Главным качеством Рубена Симонова как актера был уникальный дар сценической импровизации. Тут опять не могу не упомянуть органическую взаимосвязь его таланта с итальянской комедией дель арте, где все мастерство актера строилось именно на импровизации. Ведь схематический, чисто событийного свойства сценарий всегда висел за кулисами, и актеры должны были импровизировать текст театрального действа. Само собой разумеется, Симонов не импровизировал текст, но игра его была чисто импровизационного свойства — творил он вдохновенно, здесь и сейчас, сиюминутно. Он был изящен, пластичен, музыкален, виртуозно владел ритмическим рисунком спектакля. При этом он ненавидел серьезную подготовку к выходу на сцену. В гримерную он врывался незадолго до начала спектакля, стремительно вылетал на сцену, и начиналось чудо. Отец часто рассказывал байку о том, как Борис Щукин, с которым Симонов часто делил гримерку, выходил из себя от такого легкомыслия и однажды потребовал, чтобы его друг стал приходить загодя и так же, как Щукин, долго и сосредоточенно, по системе Станиславского, готовился к выходу на сцену.

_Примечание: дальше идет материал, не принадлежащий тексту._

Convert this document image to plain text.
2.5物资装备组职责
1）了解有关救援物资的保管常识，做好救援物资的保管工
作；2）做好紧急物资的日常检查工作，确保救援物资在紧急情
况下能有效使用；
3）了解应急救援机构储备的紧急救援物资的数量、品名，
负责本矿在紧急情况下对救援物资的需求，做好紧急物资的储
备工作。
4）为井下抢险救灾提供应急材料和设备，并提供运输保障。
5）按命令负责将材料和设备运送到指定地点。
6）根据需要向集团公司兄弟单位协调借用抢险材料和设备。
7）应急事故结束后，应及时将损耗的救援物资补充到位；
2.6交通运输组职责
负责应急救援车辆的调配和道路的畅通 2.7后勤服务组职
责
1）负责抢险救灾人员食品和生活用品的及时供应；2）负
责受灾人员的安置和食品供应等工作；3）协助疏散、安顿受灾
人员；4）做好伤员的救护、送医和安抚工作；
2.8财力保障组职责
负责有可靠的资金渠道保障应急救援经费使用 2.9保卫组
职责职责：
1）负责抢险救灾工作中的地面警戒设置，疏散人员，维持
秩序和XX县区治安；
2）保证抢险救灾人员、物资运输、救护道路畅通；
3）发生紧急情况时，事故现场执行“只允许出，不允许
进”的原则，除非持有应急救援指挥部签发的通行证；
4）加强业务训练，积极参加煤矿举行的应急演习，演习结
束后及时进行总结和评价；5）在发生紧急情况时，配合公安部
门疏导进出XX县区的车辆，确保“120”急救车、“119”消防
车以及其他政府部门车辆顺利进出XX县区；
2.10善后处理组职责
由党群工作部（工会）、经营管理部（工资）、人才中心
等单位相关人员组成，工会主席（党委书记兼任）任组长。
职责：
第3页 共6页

Симонов пристыженно согласился, но после столь долгой подготовки играл (в то время, кажется, уже маску не Труффальдино, а Панталоне в Принцессе Турандот) скучно, пресно — одним словом, никудышно. После этого Щукин смирился со стилем работы Симонова и никогда больше не жаловался на его опоздания — лишь бы вовремя выходил на сцену и играл вдохновенно. Именно это творческое вдохновение Рубен Симонов умел вызывать по заказу и заражать им и зрителя и сценических партнеров. Такого рода артисту система Станиславского была совершенно не нужна — он был внесистемен и в жизни, и на сцене.
Как режиссер, Рубен Симонов умело пользовался на вахтанговской сцене одним из главных компонентов комедии дель арте — отсутствием драматургии как таковой. Поскольку представления комедии дель арте строились на чисто схематических сценариях, вывешенных за кулисами, актеры демонстрировали зрителям виртуозность владения ремеслом. Комедия дель арте — комедия профессионалов. Размахивающая крыльями яркая бабочка до начала спектакля была лишь сухой, невзрачной гусеницей. Симонов славился именно таким превращением сухих гусениц советских плановых пьес в порхающих красавиц-бабочек. Примером тому были его постановки пьес Софронова — “Стряпухи” в 1959 году и “Стряпухи замужем” в 1961 году. Вахтанговские звезды, тогда еще совсем молодые, Юлия Борисова, Лариса Пашкова, Николай Гриценко, Михаил Ульянов и Юрий Яковлев исполняли на сцене гимн актерству, демонстрируя, вторичность сюжета и текста и первичность лицедейства. Искрящийся юмор, песни и танцы на музыку Бориса Мокроусова превращали спектакль в виртуозную вахтанговскую импровизацию, это был гимн профессии вопреки драматургической ограниченности. Первый Труффальдино вахтанговской сцены великолепно знал законы старинного театра…
Конец восьмидесятых. Мы с отцом сидим в кооперативном ресторане (Кропоткинская, 36) и чувствуем себя почти что господами. Перед нами невиданная по советским временам кооперативная роскошь — целиком запеченный поросенок. Отец жадно глотает ледяное шампанское и, глядя на такую трапезу, чувствует, что время несется вспять — он грезит о прошлом, передавая мне по наследству нечто бесценное — семейные предания.
— Особого женского счастья твой дед бабушке не принес, — вдруг без всякого предупреждения начинает он. — Это я уже сейчас понимаю, через много лет. А она его очень любила.
— А он ее?
— Сложный вопрос, деточка… — Пытается найти точные слова отец. — Боготворил и страшно изменял.
— А она знала?
— О чем-то знала, о чем-то догадывалась. Она совсем не такая была, как твоя мама. Совсем другая женская порода. Все терпела. Дом, семейный очаг. Она ему много дала в жизни: его культура, его вкус — это все было привито именно ею. В этом он ее очень слушал, ему хотелось быть аристократичным, и как талантливый человек он быстро разобрался, что к чему. А ведь он был дальтоник, цветовую гамму в одежде ему самому подобрать было трудно. Одевался он пестро, ходил в желтых штиблетах и постоянно бренчал на гитаре. Дома у него была канарейка в клетке, тоже желтая, под цвет штиблет. Мама и штиблеты и канарейку выкинула, гитару, конечно же, оставила и создала дом, по старому дворянскому образцу с библиотекой и карельской березой. Все это было от нее, только мало кто об этом догадывается, и она не любила об этом особенно распространяться. Только очень близкие дому люди и знали.